We agree with Garcia-Gonzalez M et al. [4] that the treatment efficacy was better in the MMC-treated group at the end of the follow-up period, but we noticed better efficacy at 12 months postoperation in the correction of low to moderate hyperopia than in high hyperopia in both groups.

To the best of our knowledge, we are the first to describe the relationship between hyperopic regression and topographic corneal changes. We assessed the postoperative topographic corneal changes in all patients by studying changes in the mean corneal thickness at the 6-mm optical zone and changes in keratometry using Pentacam at 1 week and at 12 months postoperation.

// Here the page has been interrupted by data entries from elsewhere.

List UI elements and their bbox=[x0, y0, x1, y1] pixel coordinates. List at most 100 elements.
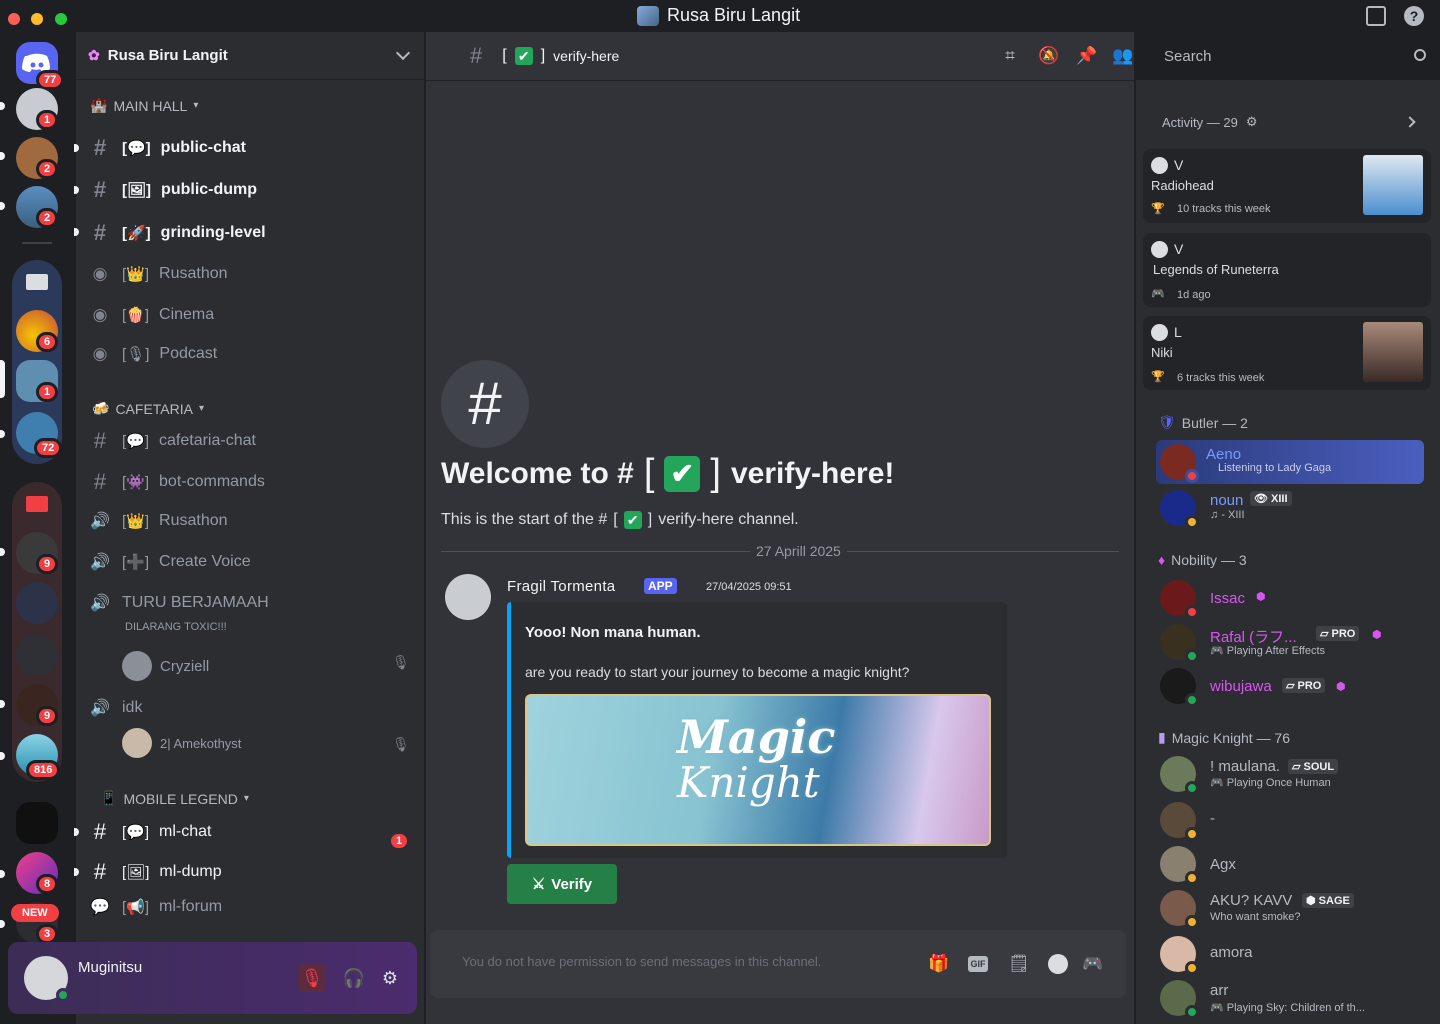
activity-card[interactable]: L Niki 🏆 6 tracks this week bbox=[1143, 316, 1431, 390]
activity-card[interactable]: V Radiohead 🏆 10 tracks this week bbox=[1143, 149, 1431, 223]
zoom-window-button[interactable] bbox=[55, 13, 67, 25]
server-avatar[interactable]: 2 bbox=[16, 186, 59, 228]
server-avatar[interactable]: 816 bbox=[16, 734, 61, 780]
composer-placeholder: You do not have permission to send messa… bbox=[462, 954, 822, 969]
message-timestamp: 27/04/2025 09:51 bbox=[706, 581, 792, 593]
category-mobile-legend[interactable]: 📱 MOBILE LEGEND ▾ bbox=[100, 790, 249, 807]
mute-microphone-button[interactable]: 🎙 bbox=[298, 964, 326, 992]
server-icon bbox=[637, 5, 659, 26]
channel-public-dump[interactable]: # [🖼] public-dump bbox=[88, 172, 418, 208]
chevron-down-icon[interactable] bbox=[395, 45, 411, 61]
member-arr[interactable]: arr 🎮 Playing Sky: Children of th... bbox=[1160, 976, 1432, 1020]
server-avatar[interactable]: 8 bbox=[16, 852, 59, 894]
idle-status-icon bbox=[1185, 515, 1199, 529]
dnd-status-icon bbox=[1185, 469, 1199, 483]
member-maulana[interactable]: ! maulana. ▱ SOUL 🎮 Playing Once Human bbox=[1160, 752, 1432, 796]
pin-icon[interactable]: 📌 bbox=[1076, 46, 1097, 66]
close-window-button[interactable] bbox=[8, 13, 20, 25]
server-avatar[interactable]: 9 bbox=[16, 684, 59, 726]
member-akukavv[interactable]: AKU? KAVV ⬢ SAGE Who want smoke? bbox=[1160, 886, 1432, 930]
member-agx[interactable]: Agx bbox=[1160, 842, 1432, 886]
window-title: Rusa Biru Langit bbox=[637, 5, 800, 26]
diamond-icon: ♦ bbox=[1158, 552, 1166, 568]
member-list-icon[interactable]: 👥 bbox=[1112, 46, 1133, 66]
home-button[interactable]: 77 bbox=[16, 42, 65, 90]
online-status-icon bbox=[1185, 781, 1199, 795]
channel-cafetaria-chat[interactable]: # [💬] cafetaria-chat bbox=[88, 423, 418, 459]
channel-create-voice[interactable]: 🔊 [➕] Create Voice bbox=[88, 544, 418, 580]
server-avatar[interactable]: 9 bbox=[16, 532, 59, 574]
username[interactable]: Muginitsu bbox=[78, 959, 142, 976]
gear-icon[interactable]: ⚙ bbox=[1246, 114, 1258, 130]
gif-icon[interactable]: GIF bbox=[968, 956, 988, 972]
server-avatar[interactable]: 2 bbox=[16, 137, 59, 179]
voice-user[interactable]: Cryziell bbox=[122, 651, 209, 681]
member-rafal[interactable]: Rafal (ラフ... ▱ PRO ⬢ 🎮 Playing After Eff… bbox=[1160, 620, 1432, 664]
member-noun[interactable]: noun 👁 XIII ♫ - XIII bbox=[1160, 486, 1432, 530]
unread-indicator bbox=[74, 186, 79, 194]
forum-icon: 💬 bbox=[90, 899, 110, 916]
category-cafetaria[interactable]: 🍻 CAFETARIA ▾ bbox=[92, 400, 204, 417]
text-channel-icon: # bbox=[93, 859, 107, 884]
inbox-icon[interactable] bbox=[1366, 6, 1386, 26]
emoji-icon[interactable] bbox=[1048, 954, 1068, 974]
speaker-icon: 🔊 bbox=[90, 595, 110, 612]
chevron-right-icon[interactable] bbox=[1404, 116, 1416, 128]
server-avatar[interactable]: 1 bbox=[16, 360, 59, 402]
member-amora[interactable]: amora bbox=[1160, 932, 1432, 976]
voice-user[interactable]: 2| Amekothyst bbox=[122, 728, 241, 758]
channel-turu-berjamaah[interactable]: 🔊 TURU BERJAMAAH bbox=[88, 585, 418, 621]
activity-card[interactable]: V Legends of Runeterra 🎮 1d ago bbox=[1143, 233, 1431, 307]
server-header[interactable]: ✿ Rusa Biru Langit bbox=[76, 32, 424, 80]
gift-icon[interactable]: 🎁 bbox=[928, 954, 949, 974]
channel-idk[interactable]: 🔊 idk bbox=[88, 690, 418, 726]
channel-bot-commands[interactable]: # [👾] bot-commands bbox=[88, 464, 418, 500]
channel-rusathon-stage[interactable]: ◉ [👑] Rusathon bbox=[88, 256, 418, 292]
threads-icon[interactable]: ⌗ bbox=[1000, 46, 1020, 66]
channel-ml-forum[interactable]: 💬 [📢] ml-forum bbox=[88, 889, 418, 925]
chat-area: # [ ✔ ] verify-here ⌗ 🔕 📌 👥 Search # Wel… bbox=[426, 32, 1440, 1024]
member-list: Activity — 29 ⚙ V Radiohead 🏆 10 tracks … bbox=[1136, 80, 1440, 1024]
search-icon bbox=[1414, 49, 1426, 61]
message-author[interactable]: Fragil Tormenta bbox=[507, 578, 615, 595]
mention-badge: 2 bbox=[36, 208, 59, 228]
unread-indicator bbox=[0, 430, 5, 438]
clan-tag: ⬢ SAGE bbox=[1302, 893, 1354, 908]
channel-public-chat[interactable]: # [💬] public-chat bbox=[88, 130, 418, 166]
help-icon[interactable]: ? bbox=[1404, 6, 1424, 26]
avatar[interactable] bbox=[445, 574, 491, 620]
game-controller-icon[interactable]: 🎮 bbox=[1082, 954, 1103, 974]
idle-status-icon bbox=[1185, 961, 1199, 975]
headphones-button[interactable]: 🎧 bbox=[340, 964, 368, 992]
minimize-window-button[interactable] bbox=[31, 13, 43, 25]
channel-podcast[interactable]: ◉ [🎙] Podcast bbox=[88, 336, 418, 372]
channel-rusathon-voice[interactable]: 🔊 [👑] Rusathon bbox=[88, 503, 418, 539]
embed-image[interactable]: Magic Knight bbox=[525, 694, 991, 846]
plus-emoji-icon: [➕] bbox=[122, 554, 150, 571]
category-main-hall[interactable]: 🏰 MAIN HALL ▾ bbox=[90, 97, 198, 114]
channel-cinema[interactable]: ◉ [🍿] Cinema bbox=[88, 297, 418, 333]
channel-ml-chat[interactable]: # [💬] ml-chat bbox=[88, 814, 418, 850]
online-status-icon bbox=[56, 988, 70, 1002]
checkmark-emoji-icon: ✔ bbox=[664, 455, 701, 492]
member-issac[interactable]: Issac ⬢ bbox=[1160, 576, 1432, 620]
verify-button[interactable]: ⚔ Verify bbox=[507, 864, 617, 904]
channel-grinding-level[interactable]: # [🚀] grinding-level bbox=[88, 215, 418, 251]
avatar[interactable] bbox=[24, 956, 70, 1002]
server-avatar[interactable]: 1 bbox=[16, 88, 59, 130]
member-wibujawa[interactable]: wibujawa ▱ PRO ⬢ bbox=[1160, 664, 1432, 708]
server-avatar[interactable]: 6 bbox=[16, 310, 59, 352]
mention-badge: 1 bbox=[36, 110, 59, 130]
server-avatar[interactable]: 72 bbox=[16, 412, 63, 458]
sticker-icon[interactable]: 🗒 bbox=[1008, 954, 1030, 974]
notification-bell-icon[interactable]: 🔕 bbox=[1038, 46, 1059, 66]
settings-button[interactable]: ⚙ bbox=[376, 964, 404, 992]
booster-icon: ⬢ bbox=[1256, 591, 1266, 603]
server-avatar[interactable] bbox=[16, 582, 58, 624]
member-aeno[interactable]: Aeno Listening to Lady Gaga bbox=[1156, 440, 1424, 484]
server-avatar[interactable] bbox=[16, 802, 58, 844]
search-input[interactable]: Search bbox=[1156, 40, 1436, 72]
channel-ml-dump[interactable]: # [🖼] ml-dump bbox=[88, 854, 418, 890]
member-dash[interactable]: - bbox=[1160, 798, 1432, 842]
server-avatar[interactable] bbox=[16, 634, 58, 676]
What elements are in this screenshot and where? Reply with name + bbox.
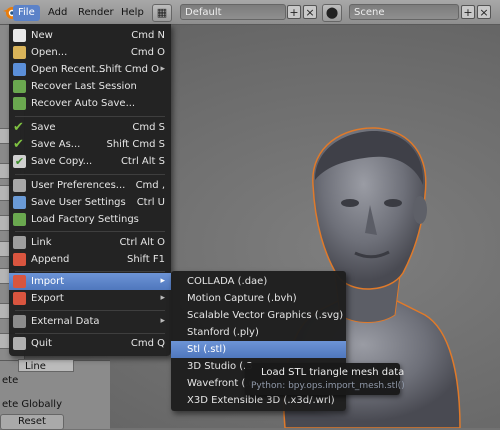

In the current study we found that there was greater increase in the corneal thickness of the ablated zone (6-mm optical zone) in ‘non-treat’ group (11.4 ± 7.2 μm) than in ‘MMC treated’ group (7.2 ± 4.6 μm). The mean change in keratometry was lower in in ‘MMC treated’ group (− 0.35 ± 0.3 D) than in ‘non-treat’ group (− 0.56 ± 0.57 D). This explains the lower regression in in ‘MMC treated’ group patients due to fewer topographic changes in the first postoperative year.

We also found that there were fewer topographic changes in patients who had not shown regression in each study group compared to patients who had shown regression. This also explains why hyperopic regression is related to topographic corneal changes, and we believe that MMC application prevents stromal and epithelial hyperplasia associated with the regression of hyperopia.

Conclusion

Intraoperative MMC application during hyperopic LASIK achieves better predictability and efficacy and induces fewer topographic changes and regression during the first postoperative year especially for high hyperopic correction of more than + 3.00 D.